「完全性」の訳語
昔からゲーデルの完全性定理と不完全性定理の「完全性(completeness)」は、意味が違うのでややこしいという話があります。すなわち、
- 「完全性定理」の完全性:理論Tが完全であるとは、任意の論理式Aについて、AがTで証明可能であることと、任意のTのモデルにおいてAが真であることが同値であることである。
- 「不完全性定理」の完全性:理論Tが完全であるとは、任意の論理式Aについて、AがTで証明可能であるか、もしくは¬AがTで証明可能であるかのどちらかである
前者は「意味論的完全性」とでもよべばいいのかもしれませんが、後者の適切な呼び名がない、とよく言われます。
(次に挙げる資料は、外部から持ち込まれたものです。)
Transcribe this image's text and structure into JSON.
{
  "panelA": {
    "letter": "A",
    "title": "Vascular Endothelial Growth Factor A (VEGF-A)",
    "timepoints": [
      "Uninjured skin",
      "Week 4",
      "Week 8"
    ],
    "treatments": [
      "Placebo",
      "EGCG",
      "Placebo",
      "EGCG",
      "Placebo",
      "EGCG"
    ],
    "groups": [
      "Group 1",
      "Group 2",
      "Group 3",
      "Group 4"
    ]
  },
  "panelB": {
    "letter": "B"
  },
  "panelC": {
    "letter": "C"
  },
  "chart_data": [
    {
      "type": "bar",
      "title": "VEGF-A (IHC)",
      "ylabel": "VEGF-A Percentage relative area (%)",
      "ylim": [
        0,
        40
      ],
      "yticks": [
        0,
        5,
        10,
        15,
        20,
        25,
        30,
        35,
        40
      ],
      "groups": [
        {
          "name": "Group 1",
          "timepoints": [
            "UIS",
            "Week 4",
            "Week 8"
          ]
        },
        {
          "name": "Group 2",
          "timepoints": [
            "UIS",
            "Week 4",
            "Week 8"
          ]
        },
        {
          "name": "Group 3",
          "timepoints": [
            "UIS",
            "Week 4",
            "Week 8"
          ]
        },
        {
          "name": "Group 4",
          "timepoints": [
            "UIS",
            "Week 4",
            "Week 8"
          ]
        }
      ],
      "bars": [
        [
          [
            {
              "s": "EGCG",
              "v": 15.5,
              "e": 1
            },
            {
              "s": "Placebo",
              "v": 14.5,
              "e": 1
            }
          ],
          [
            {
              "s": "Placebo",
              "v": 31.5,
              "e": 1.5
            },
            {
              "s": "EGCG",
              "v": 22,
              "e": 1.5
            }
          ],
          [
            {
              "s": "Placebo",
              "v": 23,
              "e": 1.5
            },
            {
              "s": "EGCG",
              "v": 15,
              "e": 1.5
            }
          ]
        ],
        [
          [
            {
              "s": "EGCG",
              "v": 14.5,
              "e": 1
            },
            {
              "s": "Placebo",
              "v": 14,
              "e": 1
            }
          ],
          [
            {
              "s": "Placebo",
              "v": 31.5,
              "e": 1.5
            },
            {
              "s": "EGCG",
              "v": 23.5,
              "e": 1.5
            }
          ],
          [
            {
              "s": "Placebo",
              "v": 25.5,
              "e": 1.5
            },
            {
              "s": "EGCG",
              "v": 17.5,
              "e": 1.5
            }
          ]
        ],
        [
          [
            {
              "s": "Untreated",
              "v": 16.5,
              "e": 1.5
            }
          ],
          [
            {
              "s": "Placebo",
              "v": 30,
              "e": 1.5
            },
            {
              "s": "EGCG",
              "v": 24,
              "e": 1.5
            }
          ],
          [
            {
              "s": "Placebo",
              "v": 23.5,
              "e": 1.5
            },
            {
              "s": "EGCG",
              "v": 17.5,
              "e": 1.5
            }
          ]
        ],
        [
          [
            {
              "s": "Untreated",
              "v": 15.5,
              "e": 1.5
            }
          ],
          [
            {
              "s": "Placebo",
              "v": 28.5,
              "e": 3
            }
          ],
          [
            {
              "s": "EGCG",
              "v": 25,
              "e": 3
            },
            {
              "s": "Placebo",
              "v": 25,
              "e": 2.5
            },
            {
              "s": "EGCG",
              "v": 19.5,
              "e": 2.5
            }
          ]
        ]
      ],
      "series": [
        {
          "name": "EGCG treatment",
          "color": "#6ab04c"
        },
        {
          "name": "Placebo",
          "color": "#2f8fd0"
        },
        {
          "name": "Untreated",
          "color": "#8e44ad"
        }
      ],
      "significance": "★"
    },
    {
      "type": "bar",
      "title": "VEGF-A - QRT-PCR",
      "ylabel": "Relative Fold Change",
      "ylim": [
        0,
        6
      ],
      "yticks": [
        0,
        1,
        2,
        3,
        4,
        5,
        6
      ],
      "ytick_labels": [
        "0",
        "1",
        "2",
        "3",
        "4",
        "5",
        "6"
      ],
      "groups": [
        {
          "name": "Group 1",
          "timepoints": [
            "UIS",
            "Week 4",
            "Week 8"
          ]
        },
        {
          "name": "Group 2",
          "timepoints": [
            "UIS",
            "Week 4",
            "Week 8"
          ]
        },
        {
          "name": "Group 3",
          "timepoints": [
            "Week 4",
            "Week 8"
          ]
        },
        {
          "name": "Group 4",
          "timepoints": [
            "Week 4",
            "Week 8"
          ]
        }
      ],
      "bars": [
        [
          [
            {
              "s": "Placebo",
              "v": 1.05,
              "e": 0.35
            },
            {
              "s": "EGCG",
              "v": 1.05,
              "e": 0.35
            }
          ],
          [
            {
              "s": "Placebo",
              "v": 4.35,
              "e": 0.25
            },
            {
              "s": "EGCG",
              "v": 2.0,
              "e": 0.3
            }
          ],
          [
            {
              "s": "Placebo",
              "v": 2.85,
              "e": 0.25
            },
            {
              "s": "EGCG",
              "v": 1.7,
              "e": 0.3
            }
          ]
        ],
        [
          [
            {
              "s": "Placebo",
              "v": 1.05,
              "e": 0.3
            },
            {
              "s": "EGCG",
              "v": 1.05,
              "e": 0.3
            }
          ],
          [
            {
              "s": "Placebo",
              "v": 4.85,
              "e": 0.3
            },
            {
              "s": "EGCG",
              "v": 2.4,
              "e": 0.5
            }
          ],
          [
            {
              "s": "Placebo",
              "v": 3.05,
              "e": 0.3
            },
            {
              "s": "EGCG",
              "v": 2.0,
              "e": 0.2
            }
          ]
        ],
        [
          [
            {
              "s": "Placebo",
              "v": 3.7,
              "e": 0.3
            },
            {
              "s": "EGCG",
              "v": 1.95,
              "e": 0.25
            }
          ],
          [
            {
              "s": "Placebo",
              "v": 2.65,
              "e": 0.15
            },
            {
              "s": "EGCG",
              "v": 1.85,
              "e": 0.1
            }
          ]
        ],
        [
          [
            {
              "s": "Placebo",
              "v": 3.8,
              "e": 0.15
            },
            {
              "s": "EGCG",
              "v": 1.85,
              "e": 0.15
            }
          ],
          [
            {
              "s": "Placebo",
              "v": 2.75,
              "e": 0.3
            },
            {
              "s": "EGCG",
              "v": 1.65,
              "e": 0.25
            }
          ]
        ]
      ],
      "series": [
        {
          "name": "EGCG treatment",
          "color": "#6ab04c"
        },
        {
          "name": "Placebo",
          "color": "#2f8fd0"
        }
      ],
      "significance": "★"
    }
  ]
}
ところで、任意の論理式 Aについて Aか¬Aかどちらかが証明できることを、非古典論理業界では「否定完全性(negation complete)」って呼ぶんです。非古典論理の一種のパラコンプリート論理の「コンプリート」はこちらの意味です。
だからゲーデルの不完全性定理は「否定不完全性定理」って呼べばいいんですよ。
ただし、「ゲーデルの否定不完全性定理」とかいうと、否定弁証法やら否定神学やらが好きなごく一部の人たちに、変な形でアピールしそうで、ちょっと使用をお薦めするのをためらわれます。